The Studio Display is an excellent monitor with some really nice features, but it's expensive, and a lot of that money is paying for features that many creatives don't need from a 'studio' display for professional work.
What We Like What We Don't Like
  • Excellent color accuracy with Delta E < 1
  • Decent color gamut with 98% coverage of DCI-P3
  • 5K resolution is a nice bump over 4K
  • Seamless integration into to MacOS allows you to calibrate your white point in a few seconds
  • Built-in speakers are incredible
  • Built-in mics are surprisingly good
  • Built-in webcam is great, and Center Stage feature is genuinely cool
  • Basically unusable with any Windows computer
  • No physical controls whatsoever, not even a power button
  • No HDR compatibility
  • No 120Hz Pro Motion
  • 8-bit + dithering, not true 10-bit
  • No LUT for hardware calibration
  • Stand options are very limited
  • Extremely expensive, especially if you want a height adjustable stand and/or nano-texture glass

I see what Apple was trying to do here. It wanted the Studio Display to replace the discontinued 27-inch iMac when paired with a Mac Studio or Mac mini. That's why it put so much emphasis on features that you don't typically find in high-end photo- and video-editing displays: like amazing speakers, a top-notch webcam, high-quality microphones, and an A13 Bionic to power all of the above. These are all features you'd expect to find in the next-gen iMac, so they've packed them inside of the Studio Display instead.

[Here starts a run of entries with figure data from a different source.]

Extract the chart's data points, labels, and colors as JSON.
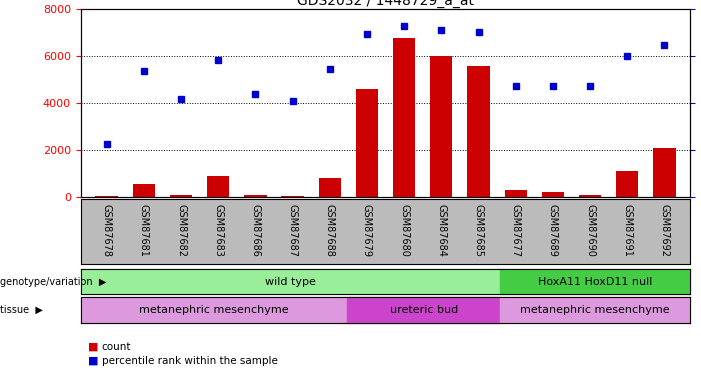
{
  "title": "GDS2032 / 1448729_a_at",
  "samples": [
    "GSM87678",
    "GSM87681",
    "GSM87682",
    "GSM87683",
    "GSM87686",
    "GSM87687",
    "GSM87688",
    "GSM87679",
    "GSM87680",
    "GSM87684",
    "GSM87685",
    "GSM87677",
    "GSM87689",
    "GSM87690",
    "GSM87691",
    "GSM87692"
  ],
  "counts": [
    50,
    550,
    100,
    900,
    100,
    50,
    800,
    4600,
    6800,
    6000,
    5600,
    300,
    200,
    100,
    1100,
    2100
  ],
  "percentiles": [
    28,
    67,
    52,
    73,
    55,
    51,
    68,
    87,
    91,
    89,
    88,
    59,
    59,
    59,
    75,
    81
  ],
  "ylim_left": [
    0,
    8000
  ],
  "ylim_right": [
    0,
    100
  ],
  "yticks_left": [
    0,
    2000,
    4000,
    6000,
    8000
  ],
  "yticks_right": [
    0,
    25,
    50,
    75,
    100
  ],
  "bar_color": "#cc0000",
  "dot_color": "#0000cc",
  "background_color": "#ffffff",
  "label_bg_color": "#bbbbbb",
  "genotype_groups": [
    {
      "label": "wild type",
      "start": 0,
      "end": 10,
      "color": "#99ee99"
    },
    {
      "label": "HoxA11 HoxD11 null",
      "start": 11,
      "end": 15,
      "color": "#44cc44"
    }
  ],
  "tissue_groups": [
    {
      "label": "metanephric mesenchyme",
      "start": 0,
      "end": 6,
      "color": "#dd99dd"
    },
    {
      "label": "ureteric bud",
      "start": 7,
      "end": 10,
      "color": "#cc44cc"
    },
    {
      "label": "metanephric mesenchyme",
      "start": 11,
      "end": 15,
      "color": "#dd99dd"
    }
  ],
  "legend_count_color": "#cc0000",
  "legend_pct_color": "#0000cc",
  "label_fontsize": 7.0,
  "title_fontsize": 10,
  "row_fontsize": 8,
  "legend_fontsize": 7.5
}
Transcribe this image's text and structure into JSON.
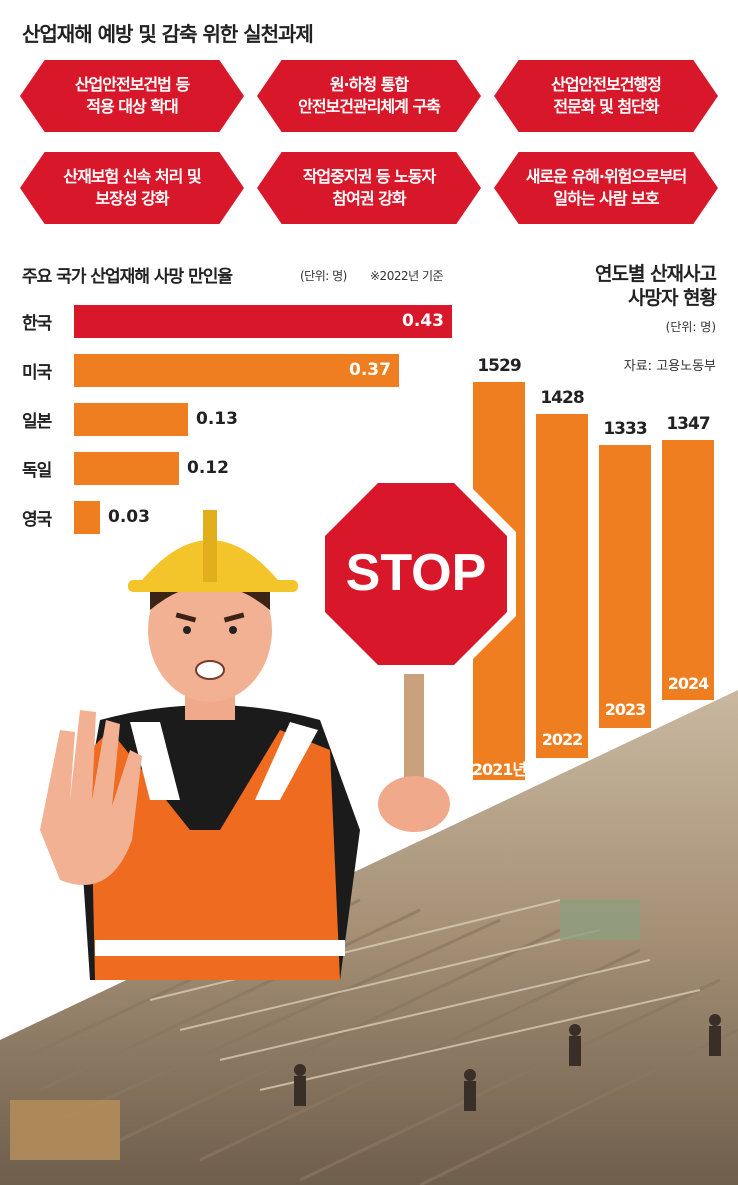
{
  "title": "산업재해 예방 및 감축 위한 실천과제",
  "tasks": [
    "산업안전보건법 등\n적용 대상 확대",
    "원·하청 통합\n안전보건관리체계 구축",
    "산업안전보건행정\n전문화 및 첨단화",
    "산재보험 신속 처리 및\n보장성 강화",
    "작업중지권 등 노동자\n참여권 강화",
    "새로운 유해·위험으로부터\n일하는 사람 보호"
  ],
  "sign_text": "STOP",
  "colors": {
    "red": "#d8182a",
    "orange": "#ee7e1f"
  },
  "chart_data": [
    {
      "type": "bar",
      "orientation": "horizontal",
      "title": "주요 국가 산업재해 사망 만인율",
      "unit": "(단위: 명)",
      "note": "※2022년 기준",
      "categories": [
        "한국",
        "미국",
        "일본",
        "독일",
        "영국"
      ],
      "values": [
        0.43,
        0.37,
        0.13,
        0.12,
        0.03
      ],
      "value_labels": [
        "0.43",
        "0.37",
        "0.13",
        "0.12",
        "0.03"
      ],
      "highlight_color": "#d8182a",
      "bar_color": "#ee7e1f"
    },
    {
      "type": "bar",
      "orientation": "vertical",
      "title": "연도별 산재사고\n사망자 현황",
      "unit": "(단위: 명)",
      "source": "자료: 고용노동부",
      "categories": [
        "2021년",
        "2022",
        "2023",
        "2024"
      ],
      "values": [
        1529,
        1428,
        1333,
        1347
      ],
      "value_labels": [
        "1529",
        "1428",
        "1333",
        "1347"
      ],
      "bar_color": "#ee7e1f"
    }
  ]
}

But while these features, when combined with a color-accurate 5K panel, justify the Studio Display's $1,600 price tag, I would argue that Apple missed the mark by focusing too much on day-to-day usability and too little on the real-world photo-, video-, and graphic design studios that this display is supposedly meant for. Most studios don't care about webcams or built in speakers, and some even use PCs in addition to (or instead of) Macs.

If you're a Mac user who needs a high-quality, color-accurate display for both personal and professional use, with all of the Apple bells and whistles included, then the Studio Display delivers the goods.

I said this was a difficult review for me, and this is why: most of my gripes aren't with the monitor, but with what the monitor might have been if Apple hadn't chosen to save all their latest display tech for the next generation of the Pro Display XDR.

If you're a Mac user who needs a high-quality, color-accurate display for both personal and professional use, with all of the Apple bells and whistles included, then the Studio Display delivers the goods. I've said it before and I'll say it again: I don't think the monitor is overpriced given the build quality, color accuracy, seamless experience, and the impressive hardware Apple has baked in.

But for the professional creatives in the audience who use their monitor to pay the bills, I'd recommend looking at the professional-grade offerings from EIZO or NEC, or holding off until Apple releases the next generation of the Pro Display XDR. Even if you end up paying a little (or a lot) more, you'll know that every cent went to pay for features that really matter for professional workflows.